Отныне ее комнату не запирали, но она не решалась выходить, а если выходила, не видела почти ничего, кроме закрытых дверей, занавешенных окон и разномастной мебели. Мама, как уверял Эйнсли, выздоравливала, хотя Эвелина ее почти не видела. Кипяток и горячая еда по-прежнему появлялись с тюремной регулярностью, хриплый звон часов в длинном корпусе говорил о том, что прошло несколько дней, и вид Эйнсли выдавал растущее нетерпение, а может быть, предчувствие.
Однажды ночью дом застонал, словно на него навалилась какая-то сверхъестественная сила. На крышу обрушилась буря, в окно фронтона брызгали молнии, раздвигая и сжимая ее маленькую комнатку, как кузнечные мехи. Вошел Эйнсли. Дрожа, он зажег свечу у кровати и сказал, что скоро все кончится. Но молнии были пугающе близки. Стены ходили ходуном. Комнату наполнил неприятный запах, резко похолодало. Укутавшись в одеяла, Эвелина смотрела, как ее дыхание сгущается в облачка, пока не поняла, что над кроватью соткались какие-то призрачные очертания.

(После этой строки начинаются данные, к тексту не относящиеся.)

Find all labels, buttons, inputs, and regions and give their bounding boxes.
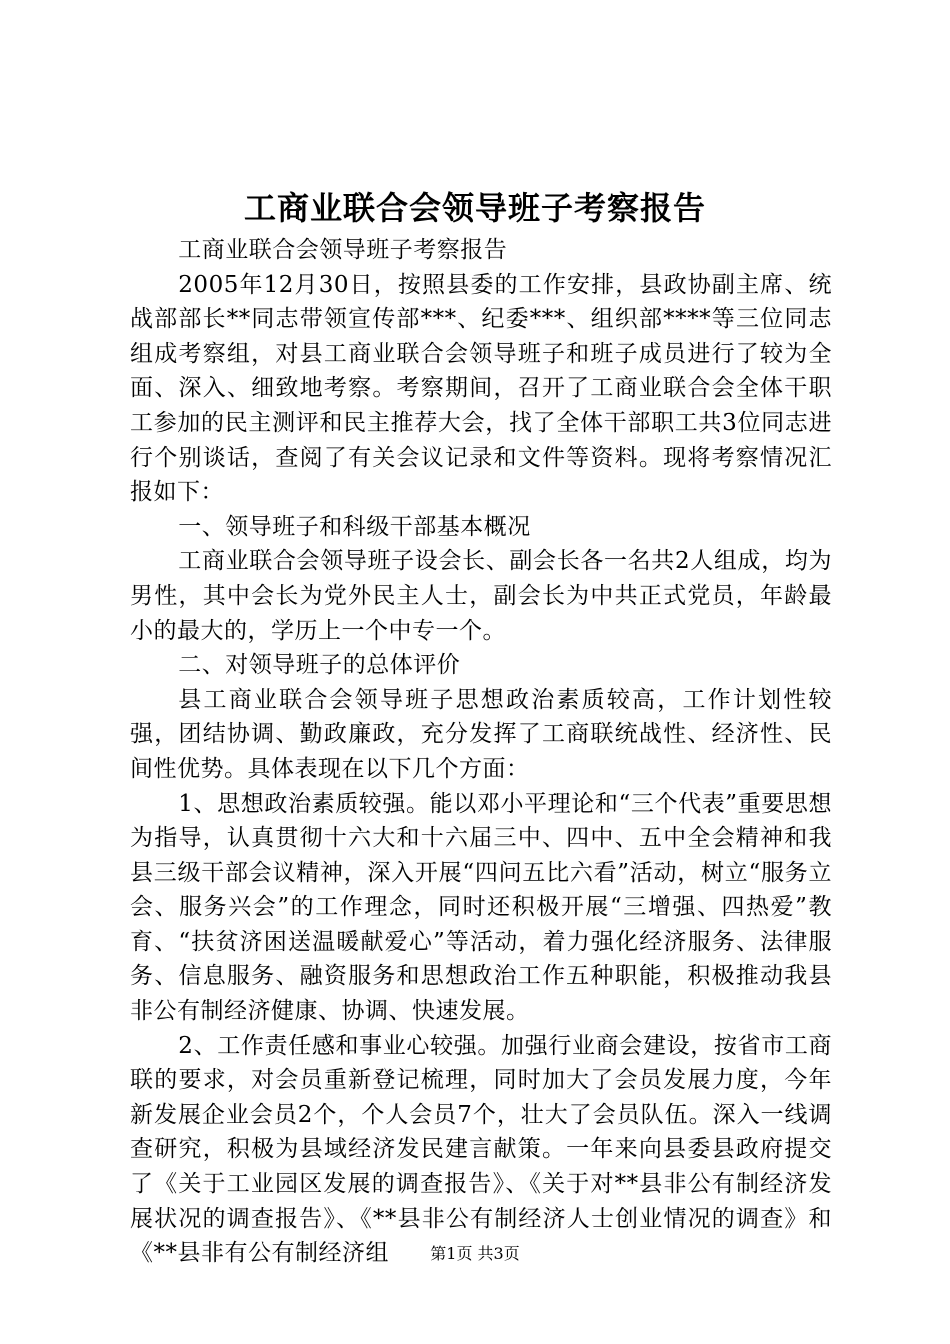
- page-number-footer: 第1页 共3页: [430, 1244, 520, 1263]
- paragraph-point-1: 1、思想政治素质较强。能以邓小平理论和“三个代表”重要思想为指导，认真贯彻十六大和十六届三中、四中、五中全会精神和我县三级干部会议精神，深入开展“四问五比六看”活动，树立“服务立会、服务兴会”的工作理念，同时还积极开展“三增强、四热爱”教育、“扶贫济困送温暖献爱心”等活动，着力强化经济服务、法律服务、信息服务、融资服务和思想政治工作五种职能，积极推动我县非公有制经济健康、协调、快速发展。: [130, 790, 832, 1025]
- document-body: [130, 233, 832, 1271]
- paragraph-intro: 2005年12月30日，按照县委的工作安排，县政协副主席、统战部部长**同志带领宣传部***、纪委***、组织部****等三位同志组成考察组，对县工商业联合会领导班子和班子成员进行了较为全面、深入、细致地考察。考察期间，召开了工商业联合会全体干职工参加的民主测评和民主推荐大会，找了全体干部职工共3位同志进行个别谈话，查阅了有关会议记录和文件等资料。现将考察情况汇报如下：: [130, 271, 832, 506]
- paragraph-subtitle: 工商业联合会领导班子考察报告: [178, 237, 508, 263]
- document-title: 工商业联合会领导班子考察报告: [243, 189, 706, 227]
- paragraph-overview: 工商业联合会领导班子设会长、副会长各一名共2人组成，均为男性，其中会长为党外民主人士，副会长为中共正式党员，年龄最小的最大的，学历上一个中专一个。: [130, 548, 832, 644]
- section-heading-1: 一、领导班子和科级干部基本概况: [178, 513, 531, 540]
- paragraph-point-2: 2、工作责任感和事业心较强。加强行业商会建设，按省市工商联的要求，对会员重新登记梳理，同时加大了会员发展力度，今年新发展企业会员2个，个人会员7个，壮大了会员队伍。深入一线调查研究，积极为县域经济发民建言献策。一年来向县委县政府提交了《关于工业园区发展的调查报告》、《关于对**县非公有制经济发展状况的调查报告》、《**县非公有制经济人士创业情况的调查》和《**县非有公有制经济组: [130, 1032, 832, 1267]
- paragraph-evaluation: 县工商业联合会领导班子思想政治素质较高，工作计划性较强，团结协调、勤政廉政，充分发挥了工商联统战性、经济性、民间性优势。具体表现在以下几个方面：: [130, 686, 832, 782]
- section-heading-2: 二、对领导班子的总体评价: [178, 652, 461, 679]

А когда затрепетавшее пламя свечи отбросило на шкаф человеческую тень, она не выдержала.
Эвелина вылетела на лестницу, но на полпути вниз Эйнсли подхватил ее и попытался успокоить.
— Эви, что случилось? — Однако сам дрожал.
Она рассказала ему о человеке, который пробрался в ее комнату.
— Человек? — Он, сглотнув, выдохнул, запахло страхом с запахом мускуса.
— В моей комнате!
— Ну и как ты думаешь, кто бы это мог быть, Эви?
У нее не было ответа.
Эйнсли натужно засмеялся:
— Тогда постараемся выяснить, а?
Он приободрился и прошел вперед, оставив ее на лестнице. Сердце у нее стучало, как будто кулаком колотили в дверь.
Дождь ручьями лил с плюща и топкой струйкой затекал в трубы. Они осторожно пересекли лестничную площадку, и по тому, как просачивался из комнаты свет, стало ясно — в ней кто-то есть.
В ярде от двери Эйнсли присел на корточки и потянул Эвелину вниз. С каменным лицом он подталкивал ее к комнате, словно жертвуя агнца какому-то хищному зверю.
Эвелина смотрела в его бегающие глаза, ощущала его нездоровое дыхание и вдруг ясно поняла, что, как бы ни называл себя этот человек, он не ее отец. Что он не был ей защитой. Что напудренная женщина не ее мать. Что никогда не будет ни путешествия, ни свободы.
Она была одна, как она была одна всегда, и с отвращением попятилась, но Эйнсли втолкнул ее в комнату, похоже, обрекая на что-то ужасное.
Она повернулась и застыла, не веря своим глазам, — в изголовье кровати стоял человек, лицо и заостренную бородку которого освещала свеча. На нем были треуголка, синяя фланелевая куртка и серое кашне, а в изумрудных глазах, казалось, светились все фонари Эдинбурга.
Она изумленно уставилась на него, и его черты тронуло искреннее сострадание.
— Это я, Эви.
Шепот был легким как паутинка, а подлинность чувств — несомненной.
— Светлячок…
Он кивком подозвал ее, и она как завороженная сделала несколько шагов. Эйнсли захлопнул дверь, а двадцать лет спустя улицы обагрились кровью.